Prozess in Berlin

49-Jähriger soll eigene Ehefrau ermordet haben

Seit Montag seht ein 49-Jähriger aus Neukölln vor Gericht. Er soll seine Frau zunächst vergewaltigt und dann ermordet haben.

Die Staatsanwaltschaft wirft Sören C. Mord aus niederen Beweggründen vor (Archivbild).

Die Staatsanwaltschaft wirft Sören C. Mord aus niederen Beweggründen vor (Archivbild).

Foto: Sven Braun / dpa

Berlin. Die Beziehung der Eheleute C. aus Neukölln war zumindest in ihrer Endphase geprägt von Streit und Gewalt. Mehrfach musste die Polizei einschreiten, auch die Justiz wurde aktiv. Den letzten Gewaltausbruch im Oktober vergangenen Jahres überlebte die Ehefrau nicht. Einsatzkräfte fanden die 54-Jähriger erstochen im Schlafzimmer ihrer Wohnung. Verantwortlich für den gewaltsamen Tod soll der Ehemann sein, seit Montag steht der 49-Jährige vor Gericht.

Mord aus niederen Beweggründen wirft die Staatsanwaltschaft Sören C. vor. Es ist allerdings nicht der einzige Vorwurf, gefährliche Körperverletzung und Vergewaltigung kommen noch hinzu. Es muss eine wahre Gewaltexplosion gewesen sein, die sich am frühen Morgen des 7. Oktober 2018, einem Sonntag, in der Wohnung des Paares an der Jansastraße abspielte.

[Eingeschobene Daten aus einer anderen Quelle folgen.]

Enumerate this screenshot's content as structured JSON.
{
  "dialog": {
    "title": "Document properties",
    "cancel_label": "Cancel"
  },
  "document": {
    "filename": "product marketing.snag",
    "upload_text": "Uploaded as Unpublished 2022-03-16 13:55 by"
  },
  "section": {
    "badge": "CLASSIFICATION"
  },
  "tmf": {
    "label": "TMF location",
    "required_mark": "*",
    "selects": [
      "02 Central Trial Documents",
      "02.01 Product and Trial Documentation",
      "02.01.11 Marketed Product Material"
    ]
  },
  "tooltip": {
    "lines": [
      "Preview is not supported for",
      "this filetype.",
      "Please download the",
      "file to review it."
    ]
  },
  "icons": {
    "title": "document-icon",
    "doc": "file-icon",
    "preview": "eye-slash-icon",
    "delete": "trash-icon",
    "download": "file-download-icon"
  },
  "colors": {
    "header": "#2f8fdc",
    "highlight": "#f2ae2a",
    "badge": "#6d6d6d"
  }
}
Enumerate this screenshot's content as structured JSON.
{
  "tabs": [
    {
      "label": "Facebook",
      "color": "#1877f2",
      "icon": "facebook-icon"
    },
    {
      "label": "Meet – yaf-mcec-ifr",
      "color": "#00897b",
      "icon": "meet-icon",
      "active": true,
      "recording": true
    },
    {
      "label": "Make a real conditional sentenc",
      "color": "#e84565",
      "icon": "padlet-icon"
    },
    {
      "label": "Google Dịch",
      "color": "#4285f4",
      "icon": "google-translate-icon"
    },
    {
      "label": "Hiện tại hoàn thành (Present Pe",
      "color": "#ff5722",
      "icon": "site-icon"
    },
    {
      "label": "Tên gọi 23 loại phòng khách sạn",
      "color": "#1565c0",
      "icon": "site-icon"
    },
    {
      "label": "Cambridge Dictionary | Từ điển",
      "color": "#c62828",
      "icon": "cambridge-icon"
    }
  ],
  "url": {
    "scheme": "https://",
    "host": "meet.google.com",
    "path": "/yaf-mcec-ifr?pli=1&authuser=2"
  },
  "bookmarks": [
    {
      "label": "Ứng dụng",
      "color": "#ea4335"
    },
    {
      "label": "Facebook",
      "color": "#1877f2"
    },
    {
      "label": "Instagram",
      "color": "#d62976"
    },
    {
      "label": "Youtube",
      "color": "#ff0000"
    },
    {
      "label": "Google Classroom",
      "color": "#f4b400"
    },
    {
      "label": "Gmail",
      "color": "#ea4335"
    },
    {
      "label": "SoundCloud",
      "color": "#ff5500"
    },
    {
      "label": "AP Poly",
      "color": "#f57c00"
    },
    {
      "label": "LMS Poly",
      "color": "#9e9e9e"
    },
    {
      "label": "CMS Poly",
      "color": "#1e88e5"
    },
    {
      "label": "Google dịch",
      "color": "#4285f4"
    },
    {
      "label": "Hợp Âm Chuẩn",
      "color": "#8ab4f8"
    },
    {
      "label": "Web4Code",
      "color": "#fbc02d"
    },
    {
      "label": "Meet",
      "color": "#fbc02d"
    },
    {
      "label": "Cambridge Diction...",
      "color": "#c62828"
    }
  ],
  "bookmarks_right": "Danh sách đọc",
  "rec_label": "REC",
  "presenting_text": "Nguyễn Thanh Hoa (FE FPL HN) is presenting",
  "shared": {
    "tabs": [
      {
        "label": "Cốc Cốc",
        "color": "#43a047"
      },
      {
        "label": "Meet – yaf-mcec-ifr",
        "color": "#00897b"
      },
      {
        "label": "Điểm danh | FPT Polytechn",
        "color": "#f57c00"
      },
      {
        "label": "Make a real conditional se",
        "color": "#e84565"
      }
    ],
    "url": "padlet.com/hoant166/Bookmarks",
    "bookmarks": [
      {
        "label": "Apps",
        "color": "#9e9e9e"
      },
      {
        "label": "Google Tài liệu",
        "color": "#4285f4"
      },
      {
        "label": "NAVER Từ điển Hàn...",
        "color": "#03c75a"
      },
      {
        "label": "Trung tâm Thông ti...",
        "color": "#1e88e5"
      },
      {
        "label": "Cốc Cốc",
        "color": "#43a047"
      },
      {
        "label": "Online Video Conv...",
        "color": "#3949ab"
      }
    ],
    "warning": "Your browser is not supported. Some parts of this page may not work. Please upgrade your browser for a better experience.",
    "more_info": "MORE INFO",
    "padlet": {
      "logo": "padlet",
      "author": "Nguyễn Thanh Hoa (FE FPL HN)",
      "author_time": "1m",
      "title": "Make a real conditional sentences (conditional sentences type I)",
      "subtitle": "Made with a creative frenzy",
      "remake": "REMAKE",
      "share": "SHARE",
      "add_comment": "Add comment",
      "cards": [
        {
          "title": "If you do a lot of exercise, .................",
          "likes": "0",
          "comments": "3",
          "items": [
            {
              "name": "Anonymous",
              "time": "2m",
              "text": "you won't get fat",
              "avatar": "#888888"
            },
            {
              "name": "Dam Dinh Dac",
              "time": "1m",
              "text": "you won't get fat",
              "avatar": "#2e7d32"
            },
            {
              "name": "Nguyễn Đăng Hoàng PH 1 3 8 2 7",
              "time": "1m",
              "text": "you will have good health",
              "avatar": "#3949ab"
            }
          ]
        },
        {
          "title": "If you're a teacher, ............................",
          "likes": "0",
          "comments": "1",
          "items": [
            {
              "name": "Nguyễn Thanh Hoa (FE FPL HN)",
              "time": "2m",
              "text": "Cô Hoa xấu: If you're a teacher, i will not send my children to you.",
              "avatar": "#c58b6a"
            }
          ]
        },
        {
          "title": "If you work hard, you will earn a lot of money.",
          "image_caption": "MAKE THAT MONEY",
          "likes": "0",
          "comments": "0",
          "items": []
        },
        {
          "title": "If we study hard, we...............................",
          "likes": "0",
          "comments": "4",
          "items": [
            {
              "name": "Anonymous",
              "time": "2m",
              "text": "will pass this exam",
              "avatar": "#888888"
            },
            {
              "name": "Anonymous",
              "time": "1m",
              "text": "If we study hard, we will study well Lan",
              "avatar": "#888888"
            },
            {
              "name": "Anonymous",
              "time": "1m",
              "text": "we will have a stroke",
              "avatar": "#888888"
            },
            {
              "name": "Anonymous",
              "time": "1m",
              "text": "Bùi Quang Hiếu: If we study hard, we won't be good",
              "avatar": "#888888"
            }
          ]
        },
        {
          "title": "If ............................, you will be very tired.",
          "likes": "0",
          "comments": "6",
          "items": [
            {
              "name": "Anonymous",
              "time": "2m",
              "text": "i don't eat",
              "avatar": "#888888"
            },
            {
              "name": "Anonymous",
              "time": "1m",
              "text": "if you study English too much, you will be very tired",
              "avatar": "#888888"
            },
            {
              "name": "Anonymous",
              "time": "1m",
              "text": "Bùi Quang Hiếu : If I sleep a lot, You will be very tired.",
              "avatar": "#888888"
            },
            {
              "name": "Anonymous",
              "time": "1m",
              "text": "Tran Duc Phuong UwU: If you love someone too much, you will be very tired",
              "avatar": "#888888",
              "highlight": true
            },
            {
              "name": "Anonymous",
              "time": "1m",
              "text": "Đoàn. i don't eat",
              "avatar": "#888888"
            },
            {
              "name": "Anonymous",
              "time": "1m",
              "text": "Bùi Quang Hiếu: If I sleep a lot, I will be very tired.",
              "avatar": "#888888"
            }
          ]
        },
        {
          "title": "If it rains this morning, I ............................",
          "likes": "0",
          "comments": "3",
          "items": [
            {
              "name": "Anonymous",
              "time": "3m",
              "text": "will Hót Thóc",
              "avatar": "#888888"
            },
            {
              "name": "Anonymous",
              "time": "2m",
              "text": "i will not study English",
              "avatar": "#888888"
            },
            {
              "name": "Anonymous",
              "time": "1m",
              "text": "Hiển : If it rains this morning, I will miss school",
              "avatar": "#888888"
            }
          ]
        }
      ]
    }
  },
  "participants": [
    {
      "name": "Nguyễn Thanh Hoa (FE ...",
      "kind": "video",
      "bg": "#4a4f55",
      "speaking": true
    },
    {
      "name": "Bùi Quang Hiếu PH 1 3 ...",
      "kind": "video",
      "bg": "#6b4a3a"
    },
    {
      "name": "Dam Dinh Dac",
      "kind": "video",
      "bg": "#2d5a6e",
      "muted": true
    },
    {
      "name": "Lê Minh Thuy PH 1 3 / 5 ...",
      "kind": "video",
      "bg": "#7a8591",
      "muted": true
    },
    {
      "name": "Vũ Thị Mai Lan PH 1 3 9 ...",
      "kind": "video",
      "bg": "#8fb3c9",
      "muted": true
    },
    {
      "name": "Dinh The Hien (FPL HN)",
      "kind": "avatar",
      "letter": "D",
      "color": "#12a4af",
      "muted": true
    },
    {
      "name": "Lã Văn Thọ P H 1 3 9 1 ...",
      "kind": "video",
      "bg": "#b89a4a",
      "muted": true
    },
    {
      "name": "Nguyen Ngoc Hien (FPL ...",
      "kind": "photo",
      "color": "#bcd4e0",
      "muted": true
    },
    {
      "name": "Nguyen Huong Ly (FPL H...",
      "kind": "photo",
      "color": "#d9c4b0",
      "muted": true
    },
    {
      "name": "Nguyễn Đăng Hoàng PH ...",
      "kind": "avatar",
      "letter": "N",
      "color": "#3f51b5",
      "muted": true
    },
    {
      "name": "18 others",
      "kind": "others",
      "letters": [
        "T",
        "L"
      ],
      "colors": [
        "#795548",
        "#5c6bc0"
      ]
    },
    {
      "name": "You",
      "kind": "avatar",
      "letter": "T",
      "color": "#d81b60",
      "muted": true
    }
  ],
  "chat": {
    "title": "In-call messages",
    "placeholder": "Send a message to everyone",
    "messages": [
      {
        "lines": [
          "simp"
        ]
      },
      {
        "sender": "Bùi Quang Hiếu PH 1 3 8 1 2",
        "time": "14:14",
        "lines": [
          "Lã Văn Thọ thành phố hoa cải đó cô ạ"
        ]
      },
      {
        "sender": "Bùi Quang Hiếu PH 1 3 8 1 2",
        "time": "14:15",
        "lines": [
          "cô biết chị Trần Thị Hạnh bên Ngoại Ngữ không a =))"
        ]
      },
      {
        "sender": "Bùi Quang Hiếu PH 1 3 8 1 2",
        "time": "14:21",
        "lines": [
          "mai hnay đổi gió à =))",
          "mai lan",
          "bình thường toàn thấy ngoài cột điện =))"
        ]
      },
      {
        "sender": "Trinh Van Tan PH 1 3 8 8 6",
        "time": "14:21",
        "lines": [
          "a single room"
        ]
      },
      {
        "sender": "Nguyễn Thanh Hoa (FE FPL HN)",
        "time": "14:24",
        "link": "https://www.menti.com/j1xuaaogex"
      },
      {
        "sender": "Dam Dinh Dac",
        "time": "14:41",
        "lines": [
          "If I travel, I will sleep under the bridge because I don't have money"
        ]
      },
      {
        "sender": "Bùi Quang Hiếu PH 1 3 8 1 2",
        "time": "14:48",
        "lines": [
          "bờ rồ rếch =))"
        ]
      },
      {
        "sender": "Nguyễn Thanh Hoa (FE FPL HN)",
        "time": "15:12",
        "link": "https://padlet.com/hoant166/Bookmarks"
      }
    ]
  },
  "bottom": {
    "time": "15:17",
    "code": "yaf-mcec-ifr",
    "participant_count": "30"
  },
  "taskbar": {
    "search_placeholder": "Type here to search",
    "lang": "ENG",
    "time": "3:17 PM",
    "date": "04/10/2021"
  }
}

Wenn die Anklage der Staatsanwaltschaft zutrifft, hat C. seine Frau in der Nacht zunächst bis zur Bewusstlosigkeit geschlagen und dann gefesselt. Anschließend soll er die 54-Jährige in besonders niederträchtiger Weise vergewaltigt haben, sein Vorgehen spottet dabei jeder Beschreibung. Die Staatsanwaltschaft spricht von einer das Opfer ganz besonders erniedrigenden Behandlung, wobei diverse Werkzeuge zum Einsatz kamen. Schließlich soll der 49-Jährige seiner Frau mit einem Küchenmesser mehrere Stiche in den Oberkörper versetzt haben. Dabei wurde unter anderem die Hauptschlagader zerfetzt, die Frau verblutete noch am Tatort.

20-jährige Tochter alarmierte Polizei und Feuerwehr

Offenbar von bösen Vorahnungen getrieben versuchte die 20-jährige Tochter der Ehefrau in der Nacht mehrfach, ihre Mutter zu erreichen. Als es ihr gegen 4 Uhr trotz verzweifelter Versuche nicht gelang, die Wohnungstür zu öffnen, alarmierte sie Polizei und Feuerwehr. Einsatzkräfte öffneten schließlich die Wohnungstür, im Inneren bot sich ihnen ein schreckliches Bild.

Die 54-Jährige lag tödlich verletzt im Schlafzimmer, auch den Ehemann fanden die Beamten vor, er war bewusstlos und wurde in eine Klinik gebracht. Sehr schnell geriet Sören C. untere Verdacht, schon einen Tag später erließ ein Ermittlungsrichter Haftbefehl. Ob der 49-Jährige nach der Tat versucht hat, sich selbst zu umzubringen, ist bislang ungeklärt und einer der Punkte, die in dem Prozess geklärt werden müssen.

Staatsanwaltschaft geht von Racheakt aus

Die Staatsanwaltschaft geht davon aus, dass die Tat ein Racheakt des Ehemannes war. Denn das Opfer hatte ihn zuvor wegen gewalttätiger Übergriffe angezeigt und einen Beschluss nach dem Gewaltschutzgesetz erwirkt, der dem Ehemann das Betreten der gemeinsamen Wohnung untersagte. Für den Prozess vor einer Schwurgerichtskammer des Landgerichts sind acht Verhandlungstage angesetzt, Fortsetzung ist am 9. Mai.